The examples are introduced on the main documentation page, but even without much introduction you can see how compact some pretty complex operations can be implemented with LangTorch.

### TextTensors act both as texts and embeddings

```python  
import torch  
  
tensor1 = TextTensor([["Yes"], ["No"]])  
tensor2 = TextTensor(["Yeah", "Nope", "Yup", "Non"])  
  
print(torch.cosine_similarity(tensor1, tensor2))
print("Content:\n", tensor1)
```

```    title="Output:"
tensor([[0.6923, 0.6644, 0.6317, 0.5749],
	    [0.5457, 0.7728, 0.5387, 0.7036]])
Content:
[[Yes], 
 [No ]]
```

LangTorch code looks weird at first, why? Since the utility of Tensors, as used in Torch, relies on their ability to calculate simultaneously products of several weights.

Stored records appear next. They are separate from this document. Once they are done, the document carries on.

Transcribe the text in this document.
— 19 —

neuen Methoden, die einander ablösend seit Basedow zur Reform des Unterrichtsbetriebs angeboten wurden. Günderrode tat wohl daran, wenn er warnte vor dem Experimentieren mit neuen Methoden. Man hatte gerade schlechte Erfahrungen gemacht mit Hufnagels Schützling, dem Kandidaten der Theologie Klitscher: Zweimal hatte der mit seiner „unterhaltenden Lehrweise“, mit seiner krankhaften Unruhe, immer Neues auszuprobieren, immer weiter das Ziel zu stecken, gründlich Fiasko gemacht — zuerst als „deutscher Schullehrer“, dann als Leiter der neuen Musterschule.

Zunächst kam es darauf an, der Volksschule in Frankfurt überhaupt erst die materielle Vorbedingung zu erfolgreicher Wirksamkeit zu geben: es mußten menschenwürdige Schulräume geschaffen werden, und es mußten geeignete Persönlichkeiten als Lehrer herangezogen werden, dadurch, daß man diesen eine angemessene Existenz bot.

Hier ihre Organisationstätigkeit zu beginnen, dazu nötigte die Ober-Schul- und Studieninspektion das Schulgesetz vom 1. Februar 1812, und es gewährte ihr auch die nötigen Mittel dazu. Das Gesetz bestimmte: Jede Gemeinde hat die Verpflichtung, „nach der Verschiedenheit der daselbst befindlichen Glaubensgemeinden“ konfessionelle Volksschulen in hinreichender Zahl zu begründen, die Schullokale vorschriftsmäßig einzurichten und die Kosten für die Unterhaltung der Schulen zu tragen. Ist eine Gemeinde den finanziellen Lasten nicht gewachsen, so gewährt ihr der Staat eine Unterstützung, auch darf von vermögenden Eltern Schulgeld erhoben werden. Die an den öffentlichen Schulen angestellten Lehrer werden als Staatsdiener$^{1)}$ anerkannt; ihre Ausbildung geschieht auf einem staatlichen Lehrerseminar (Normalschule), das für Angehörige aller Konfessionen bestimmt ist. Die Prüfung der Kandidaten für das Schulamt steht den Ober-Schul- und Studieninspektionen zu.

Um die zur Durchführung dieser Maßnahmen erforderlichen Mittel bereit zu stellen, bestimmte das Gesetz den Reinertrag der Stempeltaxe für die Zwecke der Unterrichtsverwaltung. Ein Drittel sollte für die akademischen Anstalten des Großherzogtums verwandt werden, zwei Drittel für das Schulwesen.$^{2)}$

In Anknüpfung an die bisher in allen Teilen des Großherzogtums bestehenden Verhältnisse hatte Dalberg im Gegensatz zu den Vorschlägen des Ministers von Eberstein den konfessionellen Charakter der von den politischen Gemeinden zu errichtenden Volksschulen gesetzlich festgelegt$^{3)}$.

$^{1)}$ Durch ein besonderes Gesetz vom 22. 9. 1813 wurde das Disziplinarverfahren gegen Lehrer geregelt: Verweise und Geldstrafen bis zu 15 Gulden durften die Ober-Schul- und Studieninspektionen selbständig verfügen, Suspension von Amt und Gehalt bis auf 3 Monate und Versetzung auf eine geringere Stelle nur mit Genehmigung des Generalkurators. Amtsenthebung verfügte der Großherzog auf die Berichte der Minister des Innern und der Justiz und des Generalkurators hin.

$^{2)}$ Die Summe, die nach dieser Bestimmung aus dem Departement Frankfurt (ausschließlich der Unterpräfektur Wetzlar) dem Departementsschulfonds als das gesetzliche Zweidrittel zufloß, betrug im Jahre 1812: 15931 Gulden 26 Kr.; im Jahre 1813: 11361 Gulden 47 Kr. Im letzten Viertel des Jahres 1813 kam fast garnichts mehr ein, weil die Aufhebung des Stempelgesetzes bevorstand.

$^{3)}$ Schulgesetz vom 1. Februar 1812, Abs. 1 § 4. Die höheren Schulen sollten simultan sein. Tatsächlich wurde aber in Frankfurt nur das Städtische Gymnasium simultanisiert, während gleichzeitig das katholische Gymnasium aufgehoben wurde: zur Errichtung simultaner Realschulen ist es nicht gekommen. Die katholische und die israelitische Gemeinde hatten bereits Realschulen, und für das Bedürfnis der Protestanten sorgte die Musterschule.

The corresponding, and most used, feature in LangTorch allows several prompts to be formatted on several inputs, by defining the multiplication of text entries `text1*text2` similarly to `text1.format(**text2)`

The multiplication operation lets us build chains of TextModules with a simple `torch.nn.Sequential`:

```python
chain = torch.nn.Sequential(
    TextModule("Translate this equation to natural language: {}"),
    CoT,
    OpenAI("gpt-4")
    TextModule("Calculate the described quantity: {}"),
    OpenAI("gpt-4", T=0)
)

input_tensor = TextTensor(["170*32 =", "4*20 =", "123*45/10 =", "2**10*5 ="])
output_tensor = chain(input_tensor)
```

### Retrieval & RAG from scratch

The code below is a complete working implementation of a cosine similarity-based retriever:

```python
class Retriever(TextModule):  
    def __init__(self, documents: TextTensor):  
        super().__init__()  
        self.documents = TextTensor(documents).view(-1)  
  
    def forward(self, query: TextTensor, k: int = 5):  
        cos_sim = torch.cosine_similarity(self.documents, query.reshape(1))  
        return self.documents[cos_sim.topk(k)]
         
```
```python title="Usage:"
retriever = Retriever(open("doc.txt", "r").readlines())
query = TextTensor("How to build a retriever?")

print(retriever(query))
```

We can now compose this module with a TextModule making LLM calls to get a custom Retrieval Augmented Generation pipeline:

```python
class RAG(TextModule):  
    def __init__(self, documents: TextTensor, *args, **kwargs):  
        super().__init__(*args, **kwargs)  
        self.retriever = Retriever(documents)  
  
    def forward(self, user_message: TextTensor, k: int = 5):  
        retrieved_context = self.retriever(user_message, k) +"\n"  
        user_message = user_message + "\nCONTEXT:\n" + retrieved_context.sum()  
        return super().forward(user_message)
```

```python title="Usage:"
rag_chat = RAG(paragraphs,  
			   prompt="Use the context to answer the following user query: ",
			   activation="gpt-3.5-turbo")

assistant_response = rag_chat(user_query)
```

Go to https://langtorch.org to understand these RAGs-to-riches code shenanigans.

## License

LangTorch is MIT licensed. See the [LICENSE](#) file for details.